Debbie, unlike the static pages of your website, which are pages that visitors can only read, I build websites that visitors interact with.  Websites like facebook, amazon, youtube, and so on.

Even tiny businesses need my kind of services if they want their websites to have a product catalog, a shopping cart with order histories, etc.  They may also want their customers to be able to rate or review products, to participate in a support forum, to download printable copies of manuals.  They may also want automated cross-talk between their website and what's happening on their social media pages.

Just as a home builder does not cut down trees but buys dimensioned lumber, does not shear sheep but buys carpeting, does not cut glass but buys pre-hung windows and doors, so too a developer builds websites out of standardized components.  A shopping cart from one source, a support forum from another, a file sharing component from a third, and so on; and integrates them behind an attractive design.  Just like building a house.

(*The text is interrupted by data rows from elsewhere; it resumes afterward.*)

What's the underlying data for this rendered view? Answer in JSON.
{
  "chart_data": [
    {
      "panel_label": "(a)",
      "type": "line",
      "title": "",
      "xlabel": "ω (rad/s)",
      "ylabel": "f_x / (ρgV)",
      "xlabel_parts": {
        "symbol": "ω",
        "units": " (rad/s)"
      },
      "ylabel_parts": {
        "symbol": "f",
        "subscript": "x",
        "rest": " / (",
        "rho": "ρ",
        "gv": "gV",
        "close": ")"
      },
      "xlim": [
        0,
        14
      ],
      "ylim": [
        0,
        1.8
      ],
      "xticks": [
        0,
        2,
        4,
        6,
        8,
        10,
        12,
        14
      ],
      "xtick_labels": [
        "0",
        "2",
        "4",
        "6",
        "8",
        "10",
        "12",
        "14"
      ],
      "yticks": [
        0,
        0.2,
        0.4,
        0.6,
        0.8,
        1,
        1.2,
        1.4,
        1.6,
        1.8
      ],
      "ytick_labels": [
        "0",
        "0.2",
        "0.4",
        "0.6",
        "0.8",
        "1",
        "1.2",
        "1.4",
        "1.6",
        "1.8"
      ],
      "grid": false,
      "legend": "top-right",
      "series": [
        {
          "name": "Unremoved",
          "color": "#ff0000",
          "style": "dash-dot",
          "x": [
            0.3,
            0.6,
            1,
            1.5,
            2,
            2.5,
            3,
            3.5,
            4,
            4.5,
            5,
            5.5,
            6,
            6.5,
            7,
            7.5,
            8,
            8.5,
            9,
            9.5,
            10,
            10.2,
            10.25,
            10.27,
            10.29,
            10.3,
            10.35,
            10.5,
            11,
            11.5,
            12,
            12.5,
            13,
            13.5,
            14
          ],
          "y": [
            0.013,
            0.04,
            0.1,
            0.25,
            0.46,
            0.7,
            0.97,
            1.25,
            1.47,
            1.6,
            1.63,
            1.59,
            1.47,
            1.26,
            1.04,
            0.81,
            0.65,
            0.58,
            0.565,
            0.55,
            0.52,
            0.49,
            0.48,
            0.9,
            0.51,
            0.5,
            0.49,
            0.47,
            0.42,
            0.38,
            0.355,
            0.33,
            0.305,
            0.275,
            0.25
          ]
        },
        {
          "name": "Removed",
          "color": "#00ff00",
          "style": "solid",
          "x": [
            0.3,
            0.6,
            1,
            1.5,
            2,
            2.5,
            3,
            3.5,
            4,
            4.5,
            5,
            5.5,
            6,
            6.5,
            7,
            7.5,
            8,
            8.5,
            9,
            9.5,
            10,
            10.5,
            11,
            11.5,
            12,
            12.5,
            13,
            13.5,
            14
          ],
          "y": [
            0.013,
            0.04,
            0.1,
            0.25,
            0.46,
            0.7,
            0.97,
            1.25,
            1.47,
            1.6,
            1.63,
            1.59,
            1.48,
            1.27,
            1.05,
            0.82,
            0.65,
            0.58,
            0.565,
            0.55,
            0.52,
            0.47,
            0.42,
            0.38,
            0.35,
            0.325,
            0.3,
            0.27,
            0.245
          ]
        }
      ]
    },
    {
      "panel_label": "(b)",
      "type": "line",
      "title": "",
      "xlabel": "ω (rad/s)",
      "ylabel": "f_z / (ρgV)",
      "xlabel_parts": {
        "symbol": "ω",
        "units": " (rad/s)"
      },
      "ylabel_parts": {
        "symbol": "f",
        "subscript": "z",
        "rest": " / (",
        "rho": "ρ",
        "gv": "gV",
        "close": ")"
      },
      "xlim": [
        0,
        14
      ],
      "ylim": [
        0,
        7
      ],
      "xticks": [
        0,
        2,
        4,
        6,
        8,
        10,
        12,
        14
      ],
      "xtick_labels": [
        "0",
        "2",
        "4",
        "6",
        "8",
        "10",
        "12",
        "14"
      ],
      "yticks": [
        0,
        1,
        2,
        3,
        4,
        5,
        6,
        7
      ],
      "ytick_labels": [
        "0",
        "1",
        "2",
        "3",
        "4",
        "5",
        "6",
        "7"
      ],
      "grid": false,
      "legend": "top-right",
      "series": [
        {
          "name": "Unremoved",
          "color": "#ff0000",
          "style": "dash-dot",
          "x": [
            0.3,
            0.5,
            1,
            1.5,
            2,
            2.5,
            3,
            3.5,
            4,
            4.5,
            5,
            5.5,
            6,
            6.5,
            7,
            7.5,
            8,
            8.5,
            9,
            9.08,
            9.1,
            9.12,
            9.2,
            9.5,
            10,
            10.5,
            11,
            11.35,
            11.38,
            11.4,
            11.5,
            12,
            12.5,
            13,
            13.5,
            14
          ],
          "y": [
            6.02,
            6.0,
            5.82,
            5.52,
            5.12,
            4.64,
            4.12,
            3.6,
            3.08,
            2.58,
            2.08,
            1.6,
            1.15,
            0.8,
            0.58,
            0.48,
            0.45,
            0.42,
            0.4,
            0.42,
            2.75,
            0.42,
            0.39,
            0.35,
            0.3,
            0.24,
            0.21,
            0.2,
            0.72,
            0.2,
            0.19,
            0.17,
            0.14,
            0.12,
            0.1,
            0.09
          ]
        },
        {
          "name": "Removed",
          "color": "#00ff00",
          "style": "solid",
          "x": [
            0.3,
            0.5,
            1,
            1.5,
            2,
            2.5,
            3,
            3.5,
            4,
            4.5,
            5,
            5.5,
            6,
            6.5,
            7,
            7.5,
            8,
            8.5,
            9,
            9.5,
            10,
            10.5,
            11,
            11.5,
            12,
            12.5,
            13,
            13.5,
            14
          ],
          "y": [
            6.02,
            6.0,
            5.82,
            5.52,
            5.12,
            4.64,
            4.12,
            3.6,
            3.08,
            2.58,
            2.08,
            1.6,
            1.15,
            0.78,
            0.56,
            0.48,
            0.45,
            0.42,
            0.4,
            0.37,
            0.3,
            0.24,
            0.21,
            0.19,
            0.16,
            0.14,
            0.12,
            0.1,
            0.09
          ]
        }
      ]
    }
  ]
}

This is the sort of thing I do most of the time.


Custom programmers modify or create the components that developers use to build websites.  This is because the client deems it a competitive advantage to have their site do something that other sites (all of which are built from the same components) can't.

This is like an architect who designs the furniture and the rugs, and calls for one-of-a-kind windows.

This is the sort of thing I love to do.  I am a developer who is also capable of customizing the behavior of the components, or programming a new component.  But it adds to the website's development time (and cost).  

It also adds tremendously to the costs of maintenance.  Just as a house requires periodic replacement of worn rugs and broken windows, and perhaps a periodic replacement of the locks for better security, a website's components are constantly being upgraded.  New versions of every component appear at least once a year.  Ordinarily these version upgrades are simple.  But if the component was modified by a custom programmer, then all the modifications must be redone for each new version of the component.  Hence much higher maintenance costs.

I charge $80 per hour to do odds and ends, but have a $500 day-rate for large projects.  Depending on the client's requirements, a website for a small business can cost between $1,500 and $15,000.  $3,500 is typical.  (I can sometimes save my clients some money by subcontracting part of the tasks to workers overseas.)


Most hosts include an automatic sitebuilding tool at no extra charge.  The sitebuilder offers you a fixed menu of choices, and then your site is published automatically.  This is for non-technical do-it-yourselfers who can live within the sitebuilder's limited set of designs, components, and options. 

You can think of sitebuilders, website developers, and custom programmers as lying along a continuum of increasing flexibility and cost. 


OK, that's my explanation --- in plain English, I hope --- of what registrars, hosts, developers, and programmers do!  Was it simple enough?